Surprisingly, there is a lot of variation in forming that can be done on these.

Stakes 1 and 2 are metal and would be used with a nylon or delrin hammer.

Stakes 3 and 4 are delrin and would be used with a metal hammer.

Never use a metal hammer on a metal stake as it would mar and pinch the metal too much.

A delrin hammer is not used on a delrin stake as both materials are going to ‘give’ a little and therefore the force of the hammer blow is going to be diffused too much. You will waste a lot of energy hammering for very little movement of metal.


jewelry raising hammers


Here I have two metal ‘raising’ hammers and one hammer that is made of delrin.

Technically, the metal hammers are sold as ‘bordering’ hammers. I have two because they have different sized heads.

Hammers used for raising typically have profiles longer than they are wide.

The other tool is a vise. I use a regular vise bolted to my workbench although alternatives could be a GRS system that has a holding mechanism or some stake sets may come with their own holder.

One problem that can occur  with a regular vise is slippage of the stake in the vise while hammering.

I combat that problem by making a hammock for my stakes. Basically it is a hanger made of brass sheet that overlaps the top of the vise jaws.

Here is how I make mine:

Estimate how much you need to hang over the top of the vise jaw. Place that much of the sheet of brass down into the vise. Bend and mallet down.

Remove sheet from vise and place stake at the bend. Mark the depth of your stake.

Bend that second line, bringing the first fold UP. Now you have a little ledge for your stake to sit on.

Bend again at the end of the stake, bringing the bottom ledge up the other side of the stake.

Next, mark a line at the top of the stake, while it is on the ledge.

You will fold DOWN, away from the stake at this line.

Now you have a little hammock for your stake. This will help give the stake something to rest on and keep it from moving down while you hammer!

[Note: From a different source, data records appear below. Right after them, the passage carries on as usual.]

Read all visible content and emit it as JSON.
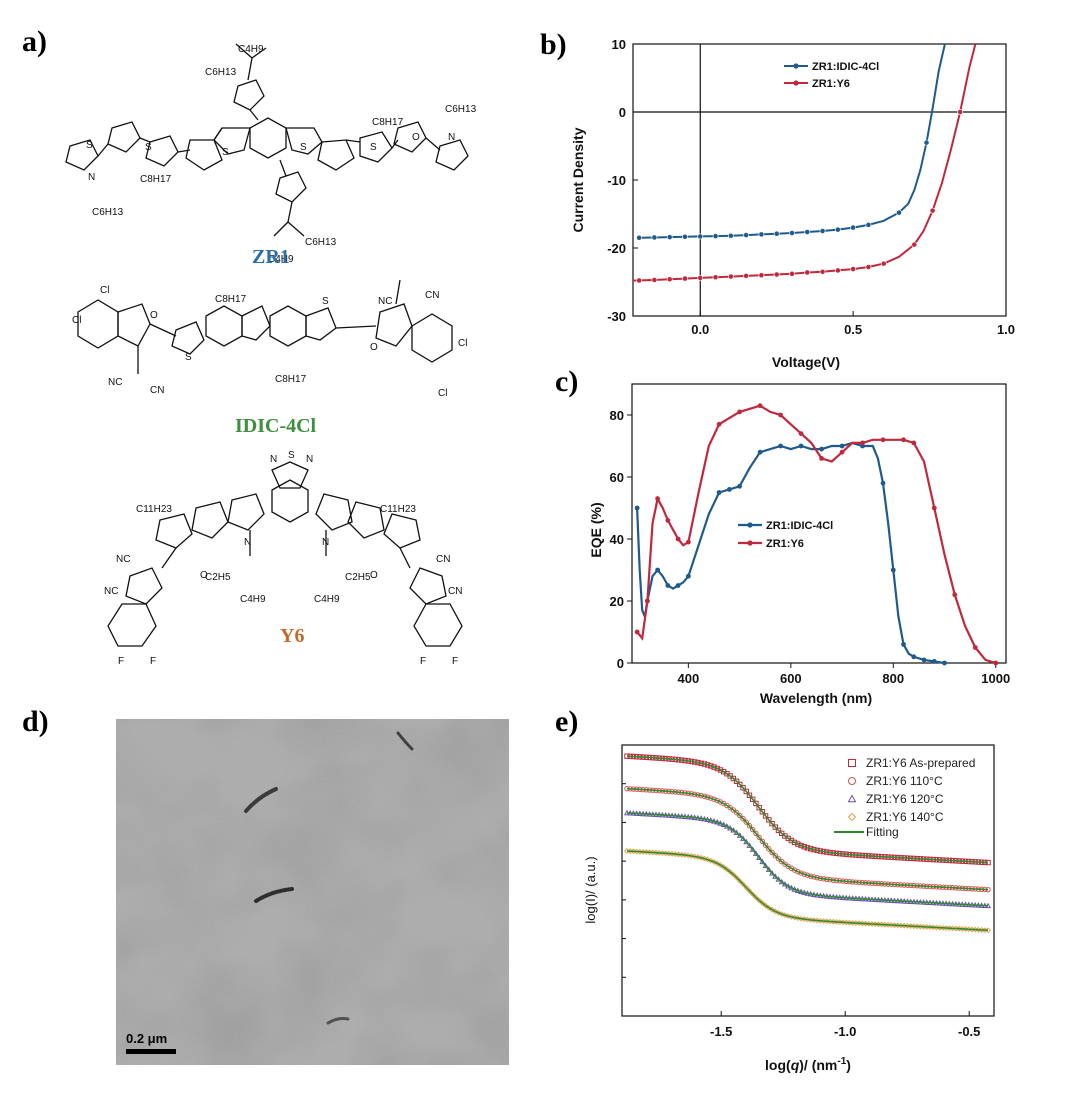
{
  "panels": {
    "a": "a)",
    "b": "b)",
    "c": "c)",
    "d": "d)",
    "e": "e)"
  },
  "molecules": {
    "zr1": {
      "label": "ZR1",
      "color": "#2b6fa8"
    },
    "idic": {
      "label": "IDIC-4Cl",
      "color": "#3f8f3f"
    },
    "y6": {
      "label": "Y6",
      "color": "#c56a2b"
    },
    "atoms": [
      "C4H9",
      "C6H13",
      "C8H17",
      "S",
      "O",
      "N",
      "NC",
      "CN",
      "Cl",
      "F",
      "C11H23",
      "C2H5"
    ]
  },
  "tem": {
    "scale_label": "0.2 μm"
  },
  "chart_data": [
    {
      "id": "b",
      "type": "line",
      "xlabel": "Voltage(V)",
      "ylabel": "Current Density",
      "xlim": [
        -0.22,
        1.0
      ],
      "ylim": [
        -30,
        10
      ],
      "xticks": [
        0.0,
        0.5,
        1.0
      ],
      "xtick_labels": [
        "0.0",
        "0.5",
        "1.0"
      ],
      "yticks": [
        -30,
        -20,
        -10,
        0,
        10
      ],
      "ytick_labels": [
        "-30",
        "-20",
        "-10",
        "0",
        "10"
      ],
      "legend_position": "top-center",
      "series": [
        {
          "name": "ZR1:IDIC-4Cl",
          "color": "#1f5a8c",
          "x": [
            -0.2,
            -0.15,
            -0.1,
            -0.05,
            0,
            0.05,
            0.1,
            0.15,
            0.2,
            0.25,
            0.3,
            0.35,
            0.4,
            0.45,
            0.5,
            0.55,
            0.6,
            0.65,
            0.68,
            0.7,
            0.72,
            0.74,
            0.76,
            0.78,
            0.8
          ],
          "y": [
            -18.5,
            -18.45,
            -18.4,
            -18.35,
            -18.3,
            -18.25,
            -18.2,
            -18.1,
            -18.0,
            -17.9,
            -17.8,
            -17.65,
            -17.5,
            -17.3,
            -17.0,
            -16.6,
            -16.0,
            -14.8,
            -13.5,
            -11.5,
            -8.5,
            -4.5,
            0.5,
            6.0,
            10.0
          ],
          "markers_x": [
            -0.2,
            -0.15,
            -0.1,
            -0.05,
            0,
            0.05,
            0.1,
            0.15,
            0.2,
            0.25,
            0.3,
            0.35,
            0.4,
            0.45,
            0.5,
            0.55,
            0.65,
            0.74
          ]
        },
        {
          "name": "ZR1:Y6",
          "color": "#c0283c",
          "x": [
            -0.22,
            -0.15,
            -0.1,
            -0.05,
            0,
            0.05,
            0.1,
            0.15,
            0.2,
            0.25,
            0.3,
            0.35,
            0.4,
            0.45,
            0.5,
            0.55,
            0.6,
            0.65,
            0.7,
            0.73,
            0.76,
            0.79,
            0.82,
            0.85,
            0.88,
            0.9
          ],
          "y": [
            -24.8,
            -24.7,
            -24.6,
            -24.5,
            -24.4,
            -24.3,
            -24.2,
            -24.1,
            -24.0,
            -23.9,
            -23.8,
            -23.6,
            -23.5,
            -23.3,
            -23.1,
            -22.8,
            -22.3,
            -21.3,
            -19.5,
            -17.5,
            -14.5,
            -10.5,
            -5.5,
            0.0,
            6.5,
            10.0
          ],
          "markers_x": [
            -0.2,
            -0.15,
            -0.1,
            -0.05,
            0,
            0.05,
            0.1,
            0.15,
            0.2,
            0.25,
            0.3,
            0.35,
            0.4,
            0.45,
            0.5,
            0.55,
            0.6,
            0.7,
            0.76,
            0.85
          ]
        }
      ]
    },
    {
      "id": "c",
      "type": "line",
      "xlabel": "Wavelength (nm)",
      "ylabel": "EQE (%)",
      "xlim": [
        290,
        1020
      ],
      "ylim": [
        0,
        90
      ],
      "xticks": [
        400,
        600,
        800,
        1000
      ],
      "xtick_labels": [
        "400",
        "600",
        "800",
        "1000"
      ],
      "yticks": [
        0,
        20,
        40,
        60,
        80
      ],
      "ytick_labels": [
        "0",
        "20",
        "40",
        "60",
        "80"
      ],
      "legend_position": "center",
      "series": [
        {
          "name": "ZR1:IDIC-4Cl",
          "color": "#1f5a8c",
          "x": [
            300,
            305,
            310,
            315,
            320,
            330,
            340,
            350,
            360,
            370,
            380,
            390,
            400,
            420,
            440,
            460,
            480,
            500,
            520,
            540,
            560,
            580,
            600,
            620,
            640,
            660,
            680,
            700,
            720,
            740,
            760,
            770,
            780,
            790,
            800,
            810,
            820,
            830,
            840,
            860,
            880,
            900
          ],
          "y": [
            50,
            30,
            17,
            15,
            20,
            28,
            30,
            28,
            25,
            24,
            25,
            26,
            28,
            38,
            48,
            55,
            56,
            57,
            63,
            68,
            69,
            70,
            69,
            70,
            69,
            69,
            70,
            70,
            71,
            70,
            70,
            66,
            58,
            45,
            30,
            15,
            6,
            3,
            2,
            1,
            0.5,
            0
          ],
          "markers_x": [
            300,
            320,
            340,
            360,
            380,
            400,
            460,
            480,
            500,
            540,
            580,
            620,
            660,
            700,
            740,
            780,
            800,
            820,
            840,
            860,
            880,
            900
          ]
        },
        {
          "name": "ZR1:Y6",
          "color": "#c0283c",
          "x": [
            300,
            310,
            320,
            330,
            340,
            350,
            360,
            370,
            380,
            390,
            400,
            420,
            440,
            460,
            480,
            500,
            520,
            540,
            560,
            580,
            600,
            620,
            640,
            660,
            680,
            700,
            720,
            740,
            760,
            780,
            800,
            820,
            840,
            860,
            880,
            900,
            920,
            940,
            960,
            980,
            1000
          ],
          "y": [
            10,
            8,
            20,
            45,
            53,
            50,
            46,
            43,
            40,
            38,
            39,
            55,
            70,
            77,
            79,
            81,
            82,
            83,
            81,
            80,
            77,
            74,
            71,
            66,
            65,
            68,
            71,
            71,
            72,
            72,
            72,
            72,
            71,
            65,
            50,
            35,
            22,
            12,
            5,
            1,
            0
          ],
          "markers_x": [
            300,
            320,
            340,
            360,
            380,
            400,
            460,
            500,
            540,
            580,
            620,
            660,
            700,
            740,
            780,
            820,
            840,
            880,
            920,
            960,
            1000
          ]
        }
      ]
    },
    {
      "id": "e",
      "type": "scatter",
      "xlabel": "log(q)/ (nm-1)",
      "xlabel_parts": {
        "pre": "log(",
        "italic": "q",
        "post": ")/ (nm",
        "sup": "-1",
        "end": ")"
      },
      "ylabel": "log(I)/ (a.u.)",
      "xlim": [
        -1.9,
        -0.4
      ],
      "xticks": [
        -1.5,
        -1.0,
        -0.5
      ],
      "xtick_labels": [
        "-1.5",
        "-1.0",
        "-0.5"
      ],
      "legend_position": "top-right",
      "series": [
        {
          "name": "ZR1:Y6 As-prepared",
          "marker": "square",
          "color": "#c0283c",
          "fit": [
            0.8,
            -0.05,
            1.35,
            0.32,
            0.07
          ]
        },
        {
          "name": "ZR1:Y6 110°C",
          "marker": "circle",
          "color": "#d9534f",
          "fit": [
            0.68,
            -0.05,
            1.35,
            0.3,
            0.07
          ]
        },
        {
          "name": "ZR1:Y6 120°C",
          "marker": "triangle",
          "color": "#6a4fb3",
          "fit": [
            0.59,
            -0.05,
            1.35,
            0.27,
            0.06
          ]
        },
        {
          "name": "ZR1:Y6 140°C",
          "marker": "diamond",
          "color": "#e8a04a",
          "fit": [
            0.45,
            -0.05,
            1.4,
            0.22,
            0.06
          ]
        }
      ],
      "fit_label": "Fitting",
      "fit_color": "#2e8b2e"
    }
  ]
}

I normally place this entire packet back into the vise, tighten the vise up, and mallet down the top edges. This confirms all the folds so they stay put.

You can also conform the top of the flaps to the top of your vise jaws.

When you take the ‘hammock’ out of the vise, trim and sand so you don’t inadvertently cut yourself!

Next time we’ll move on to the actual forming process!

Jul 152010

One of the most frequent techniques I receive questions for is raising. People are very curious about raised forms, perhaps because they have such dimension and movement.

Customers are fascinated by the shapes and the lightweight but solid feel of the shapes. Fellow jewelry artists light up for another reason – they want to know “HOW?” !

I explain a little to customers, just enough until I begin to see the deer in the headlights look, but my fellow artists like to know it ALL.

So, I thought I’d run through a series of posts outlining how I do it.  I always like to remember (and remind)  that there is more than one way to do things. When I share, it is what works for me, others may do things a little bit differently, or a LOTTA bit differently. That is A-OK. In fact, I think its great and I enjoy hearing how other people go about things.

Here are some raised forms, pieces, and samples.

The two types of raising I’ll talk about over the next few post are synclastic and anticlastic.

Synclastic raising forms the metal in one direction – think bowl.

Anticlastic raising forms the metal in two opposite directions – think saddle or pringle potato chip.